On his monitor, he had six different files open, along with a couple of images attached to each one. Soft eighties music played in the background and he absently hummed to the tunes while he typed on his master document. At this stage, when he’d distilled most of his information to its core, he would start linking unrelated people and stories to see if any of them could remotely match. Looking for nonlinear relationships always helped his brain to get organized, and every once in a while, his deductions would guide him to brilliant breakthroughs.
In the beginning, when he’d been tracing Kate Banes’s footsteps, he’d learned two things: Kate had found the truth—and then had decided to shut up about it. But more importantly, she’d found out the truth from Julian Brooks. So Patrick had broadened his circle of suspects, and for a while he’d eagerly pursued the famous billionaire.

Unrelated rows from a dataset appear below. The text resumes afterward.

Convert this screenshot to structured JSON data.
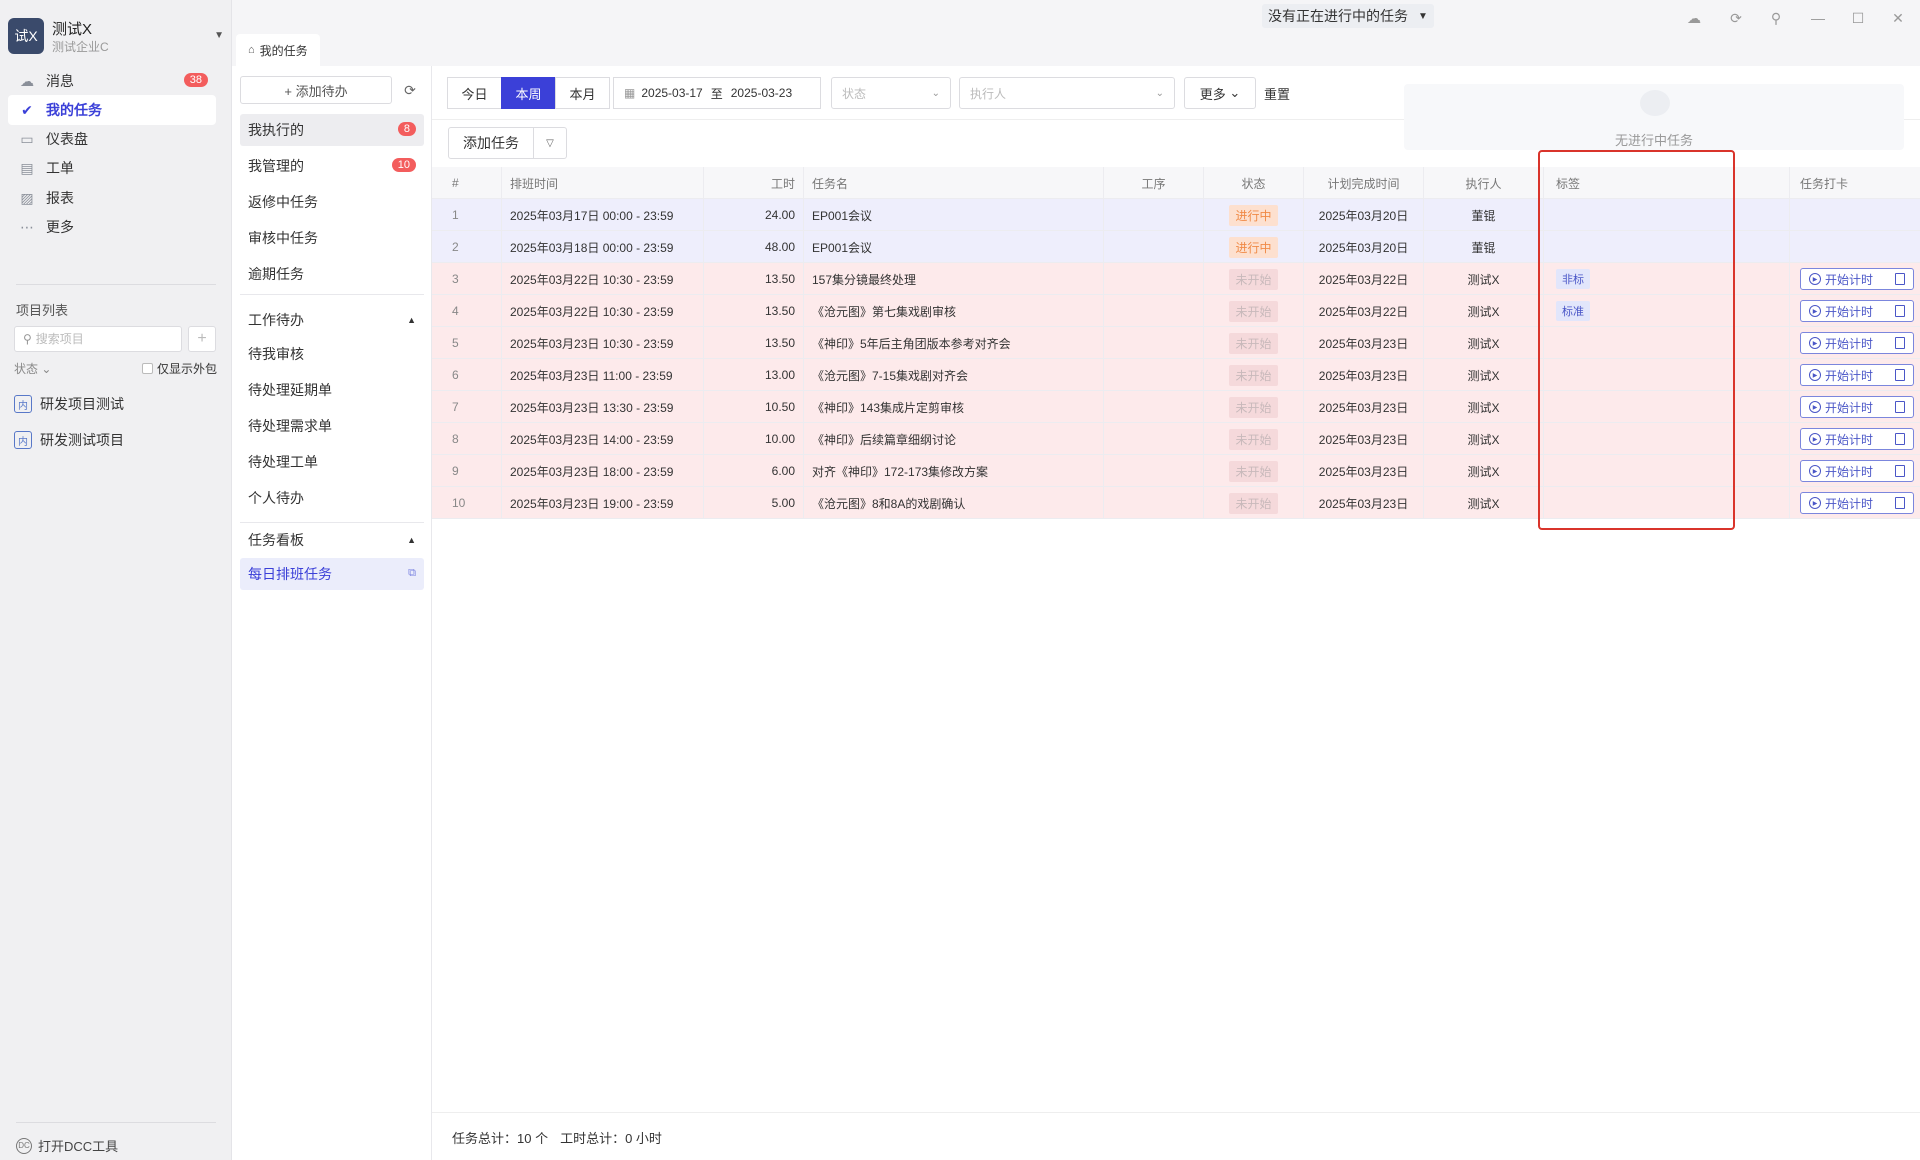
{
  "org": {
    "logo_text": "试X",
    "name": "测试X",
    "company": "测试企业C"
  },
  "nav": [
    {
      "label": "消息",
      "icon": "chat-icon",
      "badge": "38"
    },
    {
      "label": "我的任务",
      "icon": "task-check-icon",
      "active": true
    },
    {
      "label": "仪表盘",
      "icon": "dashboard-icon"
    },
    {
      "label": "工单",
      "icon": "ticket-icon"
    },
    {
      "label": "报表",
      "icon": "report-icon"
    },
    {
      "label": "更多",
      "icon": "more-icon"
    }
  ],
  "projects": {
    "title": "项目列表",
    "search_placeholder": "搜索项目",
    "status_filter": "状态",
    "only_outsourced": "仅显示外包",
    "items": [
      {
        "badge": "内",
        "name": "研发项目测试"
      },
      {
        "badge": "内",
        "name": "研发测试项目"
      }
    ]
  },
  "bottom": {
    "open_dcc": "打开DCC工具"
  },
  "topbar": {
    "running_task": "没有正在进行中的任务",
    "tab_label": "我的任务"
  },
  "mid": {
    "add_todo": "+ 添加待办",
    "lists": [
      {
        "label": "我执行的",
        "badge": "8",
        "selected": true
      },
      {
        "label": "我管理的",
        "badge": "10"
      },
      {
        "label": "返修中任务"
      },
      {
        "label": "审核中任务"
      },
      {
        "label": "逾期任务"
      }
    ],
    "todo_section": "工作待办",
    "todo_items": [
      "待我审核",
      "待处理延期单",
      "待处理需求单",
      "待处理工单",
      "个人待办"
    ],
    "board_section": "任务看板",
    "board_items": [
      "每日排班任务"
    ]
  },
  "filters": {
    "segments": [
      "今日",
      "本周",
      "本月"
    ],
    "active_segment": "本周",
    "date_from": "2025-03-17",
    "date_sep": "至",
    "date_to": "2025-03-23",
    "status_placeholder": "状态",
    "executor_placeholder": "执行人",
    "more": "更多",
    "reset": "重置"
  },
  "add_task": "添加任务",
  "no_running": "无进行中任务",
  "table": {
    "headers": [
      "#",
      "排班时间",
      "工时",
      "任务名",
      "工序",
      "状态",
      "计划完成时间",
      "执行人",
      "标签",
      "任务打卡"
    ],
    "rows": [
      {
        "idx": "1",
        "time": "2025年03月17日 00:00 - 23:59",
        "hours": "24.00",
        "name": "EP001会议",
        "status": "进行中",
        "due": "2025年03月20日",
        "exec": "董锟",
        "tag": "",
        "style": "purple",
        "checkin": ""
      },
      {
        "idx": "2",
        "time": "2025年03月18日 00:00 - 23:59",
        "hours": "48.00",
        "name": "EP001会议",
        "status": "进行中",
        "due": "2025年03月20日",
        "exec": "董锟",
        "tag": "",
        "style": "purple",
        "checkin": ""
      },
      {
        "idx": "3",
        "time": "2025年03月22日 10:30 - 23:59",
        "hours": "13.50",
        "name": "157集分镜最终处理",
        "status": "未开始",
        "due": "2025年03月22日",
        "exec": "测试X",
        "tag": "非标",
        "style": "pink",
        "checkin": "开始计时"
      },
      {
        "idx": "4",
        "time": "2025年03月22日 10:30 - 23:59",
        "hours": "13.50",
        "name": "《沧元图》第七集戏剧审核",
        "status": "未开始",
        "due": "2025年03月22日",
        "exec": "测试X",
        "tag": "标准",
        "style": "pink",
        "checkin": "开始计时"
      },
      {
        "idx": "5",
        "time": "2025年03月23日 10:30 - 23:59",
        "hours": "13.50",
        "name": "《神印》5年后主角团版本参考对齐会",
        "status": "未开始",
        "due": "2025年03月23日",
        "exec": "测试X",
        "tag": "",
        "style": "pink",
        "checkin": "开始计时"
      },
      {
        "idx": "6",
        "time": "2025年03月23日 11:00 - 23:59",
        "hours": "13.00",
        "name": "《沧元图》7-15集戏剧对齐会",
        "status": "未开始",
        "due": "2025年03月23日",
        "exec": "测试X",
        "tag": "",
        "style": "pink",
        "checkin": "开始计时"
      },
      {
        "idx": "7",
        "time": "2025年03月23日 13:30 - 23:59",
        "hours": "10.50",
        "name": "《神印》143集成片定剪审核",
        "status": "未开始",
        "due": "2025年03月23日",
        "exec": "测试X",
        "tag": "",
        "style": "pink",
        "checkin": "开始计时"
      },
      {
        "idx": "8",
        "time": "2025年03月23日 14:00 - 23:59",
        "hours": "10.00",
        "name": "《神印》后续篇章细纲讨论",
        "status": "未开始",
        "due": "2025年03月23日",
        "exec": "测试X",
        "tag": "",
        "style": "pink",
        "checkin": "开始计时"
      },
      {
        "idx": "9",
        "time": "2025年03月23日 18:00 - 23:59",
        "hours": "6.00",
        "name": "对齐《神印》172-173集修改方案",
        "status": "未开始",
        "due": "2025年03月23日",
        "exec": "测试X",
        "tag": "",
        "style": "pink",
        "checkin": "开始计时"
      },
      {
        "idx": "10",
        "time": "2025年03月23日 19:00 - 23:59",
        "hours": "5.00",
        "name": "《沧元图》8和8A的戏剧确认",
        "status": "未开始",
        "due": "2025年03月23日",
        "exec": "测试X",
        "tag": "",
        "style": "pink",
        "checkin": "开始计时"
      }
    ]
  },
  "footer": {
    "task_total": "任务总计：10 个",
    "hours_total": "工时总计：0 小时"
  },
  "colors": {
    "accent": "#3b40d8",
    "badge_red": "#f35d5d",
    "row_purple": "#eeeefc",
    "row_pink": "#fdeaeb",
    "highlight_red": "#d9342b"
  }
}
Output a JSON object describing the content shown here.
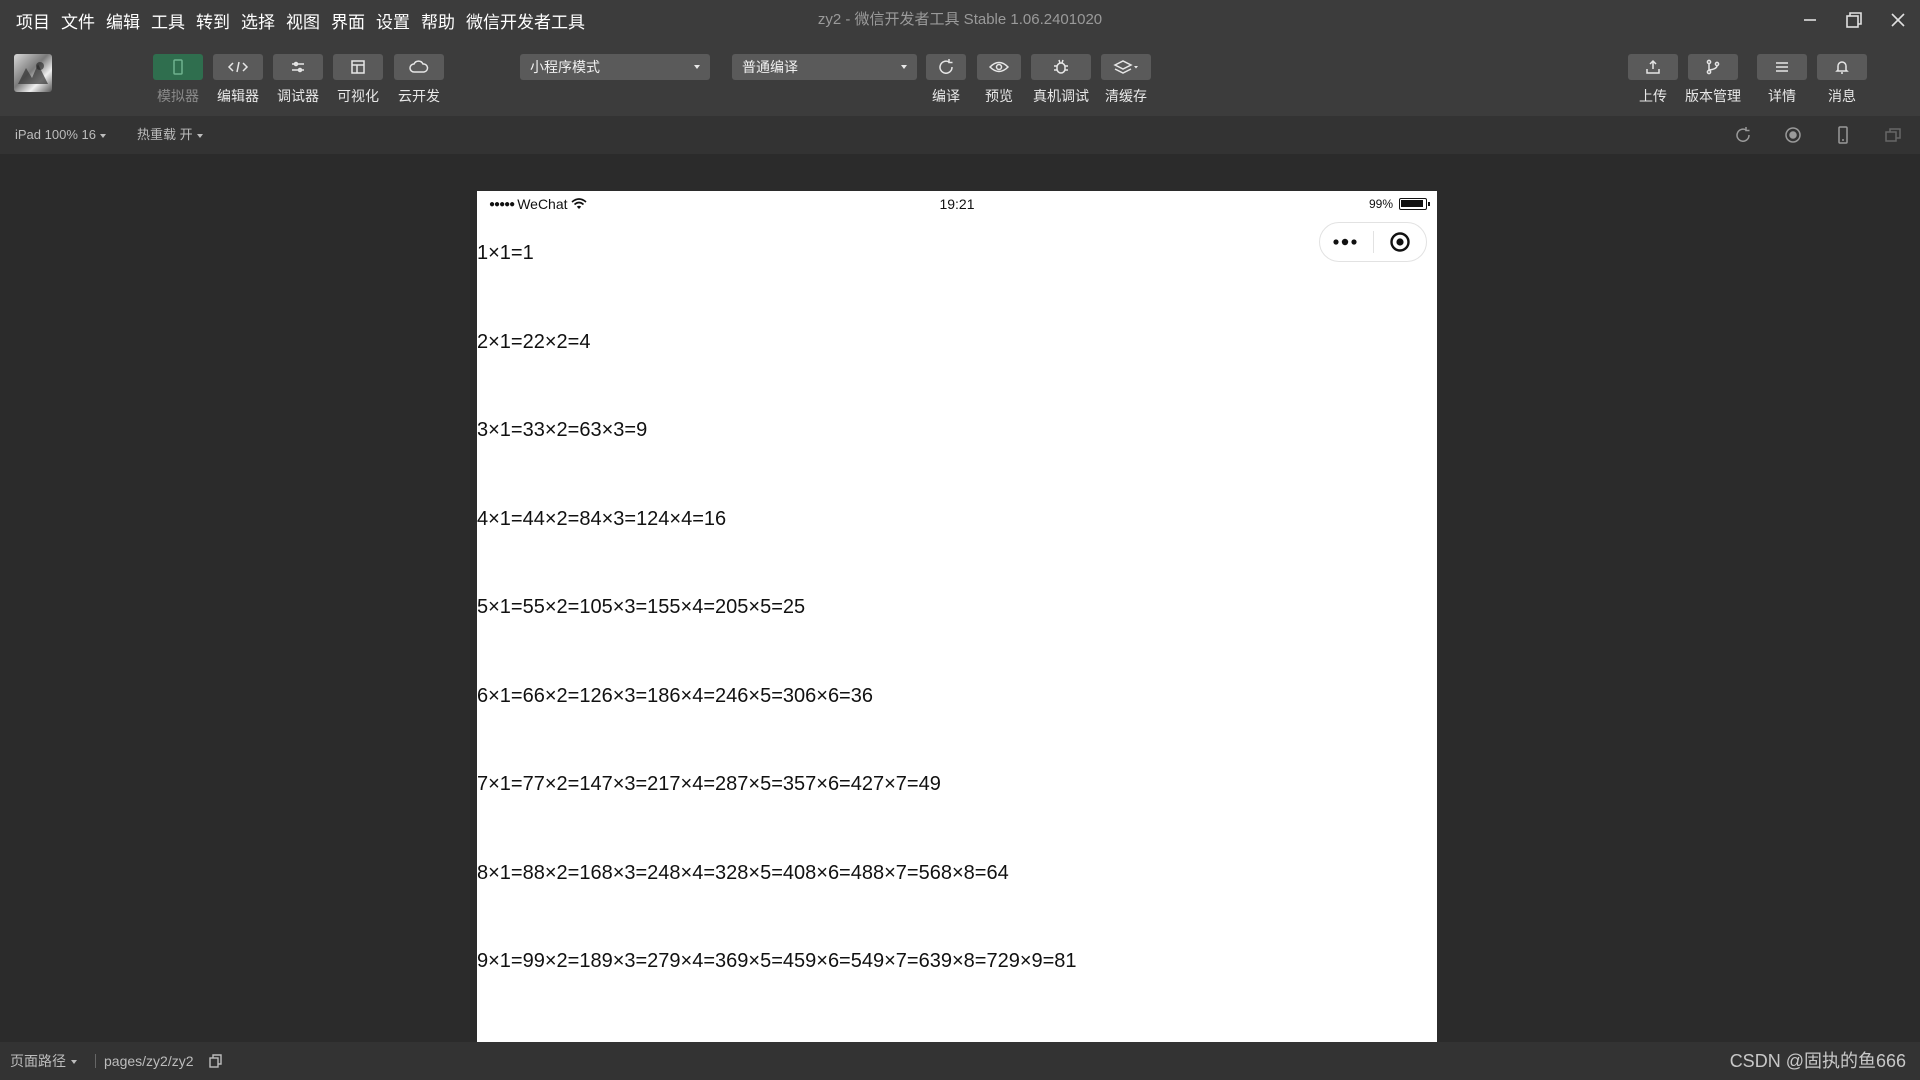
{
  "menu": [
    "项目",
    "文件",
    "编辑",
    "工具",
    "转到",
    "选择",
    "视图",
    "界面",
    "设置",
    "帮助",
    "微信开发者工具"
  ],
  "window_title": "zy2 - 微信开发者工具 Stable 1.06.2401020",
  "toolbar": {
    "simulator": "模拟器",
    "editor": "编辑器",
    "debugger": "调试器",
    "visual": "可视化",
    "cloud": "云开发",
    "mode_select": "小程序模式",
    "compile_select": "普通编译",
    "compile": "编译",
    "preview": "预览",
    "real_debug": "真机调试",
    "clear_cache": "清缓存",
    "upload": "上传",
    "version": "版本管理",
    "details": "详情",
    "messages": "消息"
  },
  "subbar": {
    "device": "iPad 100% 16",
    "hot_reload": "热重载 开"
  },
  "phone": {
    "carrier": "WeChat",
    "time": "19:21",
    "battery": "99%"
  },
  "content_rows": [
    "1×1=1",
    "2×1=22×2=4",
    "3×1=33×2=63×3=9",
    "4×1=44×2=84×3=124×4=16",
    "5×1=55×2=105×3=155×4=205×5=25",
    "6×1=66×2=126×3=186×4=246×5=306×6=36",
    "7×1=77×2=147×3=217×4=287×5=357×6=427×7=49",
    "8×1=88×2=168×3=248×4=328×5=408×6=488×7=568×8=64",
    "9×1=99×2=189×3=279×4=369×5=459×6=549×7=639×8=729×9=81"
  ],
  "bottombar": {
    "page_path_label": "页面路径",
    "page_path": "pages/zy2/zy2",
    "watermark": "CSDN @固执的鱼666"
  },
  "colors": {
    "active_tool": "#2f6e4e",
    "chrome": "#3c3c3c",
    "canvas": "#2b2b2b"
  }
}
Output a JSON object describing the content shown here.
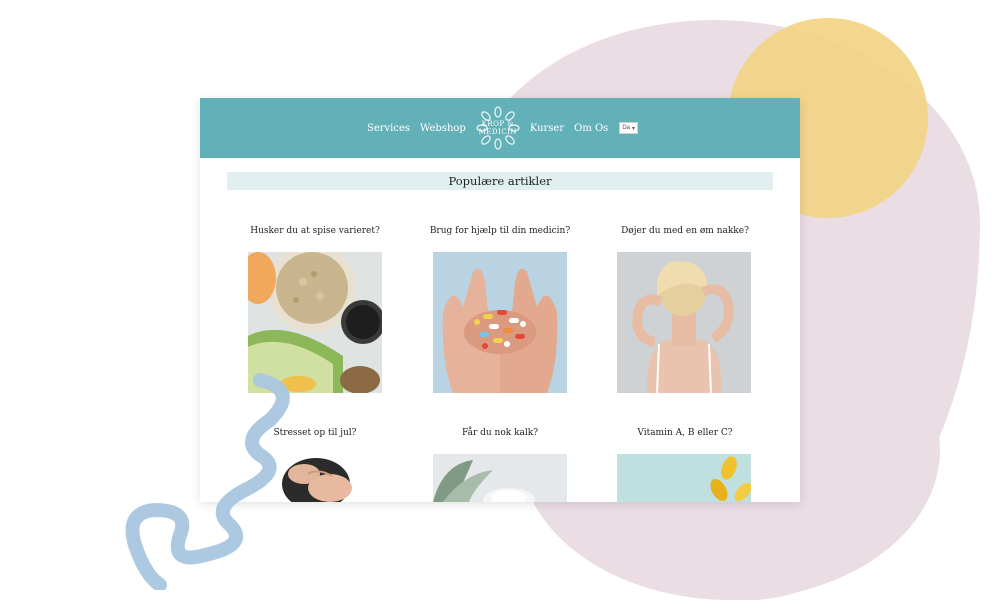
{
  "nav": {
    "links_left": [
      "Services",
      "Webshop"
    ],
    "logo_lines": [
      "KROP &",
      "MEDICIN"
    ],
    "links_right": [
      "Kurser",
      "Om Os"
    ],
    "language": "Da"
  },
  "section": {
    "title": "Populære artikler"
  },
  "articles": [
    {
      "title": "Husker du at spise varieret?",
      "image": "oats-and-cucumber-photo"
    },
    {
      "title": "Brug for hjælp til din medicin?",
      "image": "hands-with-pills-photo"
    },
    {
      "title": "Døjer du med en øm nakke?",
      "image": "woman-neck-pain-photo"
    },
    {
      "title": "Stresset op til jul?",
      "image": "stressed-person-photo"
    },
    {
      "title": "Får du nok kalk?",
      "image": "calcium-photo"
    },
    {
      "title": "Vitamin A, B eller C?",
      "image": "vitamin-capsules-photo"
    }
  ],
  "colors": {
    "header": "#63b1b8",
    "section_bg": "#e2eff0",
    "blob_pink": "#eadde3",
    "blob_yellow": "#f2d485",
    "squiggle": "#a9c6df"
  }
}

The problem with following Julian was that the man was used to people following him, and had a legal team in place to protect his interests. Public records were squeaky clean, and looking into his past was so darn transparent that it had to be planted. No, the way to investigate Julian Brooks was by the sidelines, but even with his expertise, Patrick was coming up blank.
It wasn’t a question of what Julian was hiding. It was a matter of which of his many secrets Patrick actually wanted.
But to want and to get are two different things, Pat…
After three months of chasing the elusive man, he’d turned his sights towards the other players in Ray’s captivity, namely some 200 scientists the UN had hired along with the Pentagon. Almost all of them had corroborated that they had seen the merman from the observation deck, or had been consulting on his deteriorating health, but only two doctors had been allowed to be with Ray at all times: one Dr. Safi Higgs, a Kenyan, and Dr. Gwen Gaston, a Maine resident. And of the two of them, only Ms. Gaston had been making the public rounds.